Business Corporation Law § 307 (e) specifically provides that "[n]othing in this section shall affect the right to serve process in any other manner permitted by law" ( see, Siegel, N.Y. Prac. § 95, at 26 [2d ed, 1997 Supp]).
Defendant next contends that even if Business Corporation Law § 307 is inapplicable, service was improper because the affidavit of service required by CPLR 311 lacked sufficient factual information, i.e., a description of the person upon whom process was served. We reject this contention and find that defendant's reliance on De Zego v. Donald F. Bruhn, M.D., P.C. ( 67 N.Y.2d 875) is misplaced. In that case, the plaintiff relied on an affidavit of service because the principal of the defendant denied that he was personally served. The affidavit lacked specific factual details and thus was insufficient to rebut the defendant's sworn testimony ( see, id., at 877). In the instant action, the dispute is not whether Lucas was in fact personally served but whether she was authorized to accept service on behalf of defendant. "'The fact that the original affidavit of service was improperly executed [in that it omitted the physical description of the person served] is not a jurisdictional defect, if in fact service was properly made'" ( Best v. City of New York, 101 A.D.2d 847, quoting Mariano v. Steinberg, 87 A.D.2d 606).

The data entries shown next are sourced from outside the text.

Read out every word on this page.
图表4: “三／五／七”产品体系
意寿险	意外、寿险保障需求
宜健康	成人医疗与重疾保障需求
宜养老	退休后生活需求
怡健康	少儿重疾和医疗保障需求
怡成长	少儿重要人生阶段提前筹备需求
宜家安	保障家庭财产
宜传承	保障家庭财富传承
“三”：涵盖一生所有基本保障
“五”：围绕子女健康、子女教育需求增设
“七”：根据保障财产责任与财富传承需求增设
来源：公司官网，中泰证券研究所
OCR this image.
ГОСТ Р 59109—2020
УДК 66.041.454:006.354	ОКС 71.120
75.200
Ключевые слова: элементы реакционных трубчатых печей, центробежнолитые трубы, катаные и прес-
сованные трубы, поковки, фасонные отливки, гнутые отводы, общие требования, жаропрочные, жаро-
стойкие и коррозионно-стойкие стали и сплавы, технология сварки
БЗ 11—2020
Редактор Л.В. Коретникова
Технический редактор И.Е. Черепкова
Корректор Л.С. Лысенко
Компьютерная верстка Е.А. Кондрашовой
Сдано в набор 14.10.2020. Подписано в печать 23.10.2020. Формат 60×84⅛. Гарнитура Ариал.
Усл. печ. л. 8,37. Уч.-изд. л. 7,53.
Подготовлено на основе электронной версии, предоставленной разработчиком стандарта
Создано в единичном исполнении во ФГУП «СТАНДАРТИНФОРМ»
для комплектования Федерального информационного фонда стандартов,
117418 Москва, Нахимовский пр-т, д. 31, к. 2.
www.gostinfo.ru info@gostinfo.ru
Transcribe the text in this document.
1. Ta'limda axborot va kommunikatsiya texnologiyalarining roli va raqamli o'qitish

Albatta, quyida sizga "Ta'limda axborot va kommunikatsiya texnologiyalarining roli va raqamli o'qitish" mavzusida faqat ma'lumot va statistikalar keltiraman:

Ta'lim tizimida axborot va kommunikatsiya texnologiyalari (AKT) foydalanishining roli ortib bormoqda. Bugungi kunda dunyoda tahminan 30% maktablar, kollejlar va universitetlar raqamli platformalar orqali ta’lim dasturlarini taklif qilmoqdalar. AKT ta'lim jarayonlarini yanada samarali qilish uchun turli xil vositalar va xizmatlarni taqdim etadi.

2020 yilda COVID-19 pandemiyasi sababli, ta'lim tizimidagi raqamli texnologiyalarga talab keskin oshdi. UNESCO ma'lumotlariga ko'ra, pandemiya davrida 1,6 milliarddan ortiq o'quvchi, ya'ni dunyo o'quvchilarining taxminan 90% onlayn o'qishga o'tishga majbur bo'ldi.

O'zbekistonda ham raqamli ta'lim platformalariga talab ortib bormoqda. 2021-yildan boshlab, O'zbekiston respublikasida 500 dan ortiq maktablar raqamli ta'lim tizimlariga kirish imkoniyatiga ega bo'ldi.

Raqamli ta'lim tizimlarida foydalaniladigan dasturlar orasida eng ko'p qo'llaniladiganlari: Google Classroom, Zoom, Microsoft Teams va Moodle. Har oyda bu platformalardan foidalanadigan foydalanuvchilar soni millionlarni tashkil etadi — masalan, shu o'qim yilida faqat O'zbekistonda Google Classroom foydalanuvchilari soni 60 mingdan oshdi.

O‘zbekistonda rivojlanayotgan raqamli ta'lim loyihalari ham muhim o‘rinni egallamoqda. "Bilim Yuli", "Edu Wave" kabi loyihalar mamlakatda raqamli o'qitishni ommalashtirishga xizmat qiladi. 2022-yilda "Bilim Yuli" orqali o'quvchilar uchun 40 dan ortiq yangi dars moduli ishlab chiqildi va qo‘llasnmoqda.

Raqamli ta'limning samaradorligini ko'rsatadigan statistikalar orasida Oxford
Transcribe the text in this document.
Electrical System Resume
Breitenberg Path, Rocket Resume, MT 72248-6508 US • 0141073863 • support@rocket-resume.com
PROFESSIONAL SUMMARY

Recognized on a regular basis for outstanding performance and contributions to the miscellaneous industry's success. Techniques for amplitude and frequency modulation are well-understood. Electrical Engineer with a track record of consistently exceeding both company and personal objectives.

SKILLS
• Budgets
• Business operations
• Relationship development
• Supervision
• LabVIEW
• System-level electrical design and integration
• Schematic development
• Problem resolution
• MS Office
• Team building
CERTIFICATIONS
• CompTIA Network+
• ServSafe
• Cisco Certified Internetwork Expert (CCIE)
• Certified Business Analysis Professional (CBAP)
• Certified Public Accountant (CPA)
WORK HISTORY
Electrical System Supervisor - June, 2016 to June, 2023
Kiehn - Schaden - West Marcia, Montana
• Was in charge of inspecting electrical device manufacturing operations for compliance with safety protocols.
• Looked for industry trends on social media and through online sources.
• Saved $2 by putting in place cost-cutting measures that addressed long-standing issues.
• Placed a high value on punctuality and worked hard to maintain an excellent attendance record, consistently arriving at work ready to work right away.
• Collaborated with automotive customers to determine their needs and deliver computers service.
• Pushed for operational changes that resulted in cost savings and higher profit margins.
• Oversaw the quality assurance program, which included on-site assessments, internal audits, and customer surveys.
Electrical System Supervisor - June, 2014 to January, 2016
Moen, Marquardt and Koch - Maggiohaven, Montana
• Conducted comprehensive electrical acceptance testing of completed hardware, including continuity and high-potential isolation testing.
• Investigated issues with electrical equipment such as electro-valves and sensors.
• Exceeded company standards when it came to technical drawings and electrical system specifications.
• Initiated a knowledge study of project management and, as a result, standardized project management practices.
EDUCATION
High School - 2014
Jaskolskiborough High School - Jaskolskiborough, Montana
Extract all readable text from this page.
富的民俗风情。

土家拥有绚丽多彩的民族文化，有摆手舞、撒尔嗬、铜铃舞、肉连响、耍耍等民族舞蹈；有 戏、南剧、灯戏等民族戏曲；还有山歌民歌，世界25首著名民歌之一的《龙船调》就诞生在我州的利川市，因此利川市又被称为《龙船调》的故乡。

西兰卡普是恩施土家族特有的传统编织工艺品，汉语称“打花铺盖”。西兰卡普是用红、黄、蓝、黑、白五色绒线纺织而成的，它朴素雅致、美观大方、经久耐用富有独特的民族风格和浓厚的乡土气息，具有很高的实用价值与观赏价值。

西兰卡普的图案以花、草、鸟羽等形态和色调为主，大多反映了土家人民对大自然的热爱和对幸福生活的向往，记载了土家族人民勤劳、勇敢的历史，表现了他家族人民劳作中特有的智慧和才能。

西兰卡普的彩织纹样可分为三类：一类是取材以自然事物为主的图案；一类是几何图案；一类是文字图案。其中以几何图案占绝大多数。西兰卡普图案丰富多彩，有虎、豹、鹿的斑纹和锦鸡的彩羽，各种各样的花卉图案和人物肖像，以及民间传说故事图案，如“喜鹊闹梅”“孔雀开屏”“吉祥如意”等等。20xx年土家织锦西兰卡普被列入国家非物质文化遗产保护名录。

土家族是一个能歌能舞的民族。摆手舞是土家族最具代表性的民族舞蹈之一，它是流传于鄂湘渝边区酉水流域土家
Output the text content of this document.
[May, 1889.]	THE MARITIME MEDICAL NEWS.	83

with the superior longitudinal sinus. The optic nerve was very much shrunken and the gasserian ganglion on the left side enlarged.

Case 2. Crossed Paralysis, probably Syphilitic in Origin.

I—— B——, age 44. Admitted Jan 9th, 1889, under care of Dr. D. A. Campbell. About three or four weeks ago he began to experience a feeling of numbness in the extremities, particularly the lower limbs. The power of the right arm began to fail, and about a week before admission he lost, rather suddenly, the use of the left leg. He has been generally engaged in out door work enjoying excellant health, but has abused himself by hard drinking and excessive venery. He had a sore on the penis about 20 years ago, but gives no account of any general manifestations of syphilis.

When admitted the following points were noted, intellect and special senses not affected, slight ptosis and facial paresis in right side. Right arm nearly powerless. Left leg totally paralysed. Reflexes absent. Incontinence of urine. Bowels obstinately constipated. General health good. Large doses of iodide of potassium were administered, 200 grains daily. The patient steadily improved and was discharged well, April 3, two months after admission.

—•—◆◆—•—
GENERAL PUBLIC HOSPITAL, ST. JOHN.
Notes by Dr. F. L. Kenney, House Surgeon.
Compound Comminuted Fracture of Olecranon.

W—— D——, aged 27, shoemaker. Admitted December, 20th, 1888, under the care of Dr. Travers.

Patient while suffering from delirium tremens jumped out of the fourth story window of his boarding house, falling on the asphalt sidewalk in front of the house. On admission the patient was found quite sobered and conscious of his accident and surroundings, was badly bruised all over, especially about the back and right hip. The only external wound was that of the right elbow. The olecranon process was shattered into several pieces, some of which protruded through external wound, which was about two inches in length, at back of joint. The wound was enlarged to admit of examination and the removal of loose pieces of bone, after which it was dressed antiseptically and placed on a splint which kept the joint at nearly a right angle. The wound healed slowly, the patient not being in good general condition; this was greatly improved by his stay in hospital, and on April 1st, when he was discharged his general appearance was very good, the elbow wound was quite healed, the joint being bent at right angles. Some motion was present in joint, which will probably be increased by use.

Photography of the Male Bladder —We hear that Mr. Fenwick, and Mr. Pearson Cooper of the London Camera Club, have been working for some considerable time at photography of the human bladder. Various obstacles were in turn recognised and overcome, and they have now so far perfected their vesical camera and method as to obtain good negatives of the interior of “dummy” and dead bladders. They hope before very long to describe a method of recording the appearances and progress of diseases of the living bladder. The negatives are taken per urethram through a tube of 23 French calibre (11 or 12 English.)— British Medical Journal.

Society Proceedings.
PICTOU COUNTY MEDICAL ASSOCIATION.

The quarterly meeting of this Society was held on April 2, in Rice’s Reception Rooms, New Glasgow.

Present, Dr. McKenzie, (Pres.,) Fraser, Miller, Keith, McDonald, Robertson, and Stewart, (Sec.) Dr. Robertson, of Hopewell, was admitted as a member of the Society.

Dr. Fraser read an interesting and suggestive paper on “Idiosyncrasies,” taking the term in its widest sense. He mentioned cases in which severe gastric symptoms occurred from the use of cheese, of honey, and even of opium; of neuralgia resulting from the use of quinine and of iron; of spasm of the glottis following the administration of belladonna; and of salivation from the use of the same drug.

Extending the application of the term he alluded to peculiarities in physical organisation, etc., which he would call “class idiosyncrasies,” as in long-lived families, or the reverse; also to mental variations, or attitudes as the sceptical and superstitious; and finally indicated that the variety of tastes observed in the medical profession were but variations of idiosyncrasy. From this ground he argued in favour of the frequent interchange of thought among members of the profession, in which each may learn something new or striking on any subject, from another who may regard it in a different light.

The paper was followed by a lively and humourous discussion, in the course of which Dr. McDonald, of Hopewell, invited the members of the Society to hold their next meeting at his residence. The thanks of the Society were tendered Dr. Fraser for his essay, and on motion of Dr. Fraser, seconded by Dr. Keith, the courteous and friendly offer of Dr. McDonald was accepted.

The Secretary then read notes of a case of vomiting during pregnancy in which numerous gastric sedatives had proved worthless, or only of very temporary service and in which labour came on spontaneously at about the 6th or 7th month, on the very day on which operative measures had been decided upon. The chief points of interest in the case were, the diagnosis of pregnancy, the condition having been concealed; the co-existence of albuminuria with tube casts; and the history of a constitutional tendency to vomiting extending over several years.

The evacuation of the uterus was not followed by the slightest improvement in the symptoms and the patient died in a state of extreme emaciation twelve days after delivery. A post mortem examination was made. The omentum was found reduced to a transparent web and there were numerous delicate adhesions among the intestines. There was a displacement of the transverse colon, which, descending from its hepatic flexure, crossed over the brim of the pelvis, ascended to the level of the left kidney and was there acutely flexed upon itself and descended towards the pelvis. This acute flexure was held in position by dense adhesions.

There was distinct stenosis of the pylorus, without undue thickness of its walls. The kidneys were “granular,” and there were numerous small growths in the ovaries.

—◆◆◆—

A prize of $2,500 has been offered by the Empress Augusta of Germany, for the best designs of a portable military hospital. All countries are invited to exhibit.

Defendant's final contention is that service was improper because plaintiff served the wrong corporation. Notwithstanding defendant's denials about not manufacturing the subject toaster, service of process upon a subsidiary corporation can effectuate service on its parent under appropriate circumstances ( see, Taca Intl. Airlines v. Rolls-Royce of England, 15 N.Y.2d 97). Without further development of the record regarding "Black Decker's" corporate structure, we find that Supreme Court, on the record then before it, did not err in denying the motion to dismiss without prejudice to renew.
Mikoll, J.P., Crew III, White and Peters, JJ., concur.
Ordered that the order is affirmed, with costs.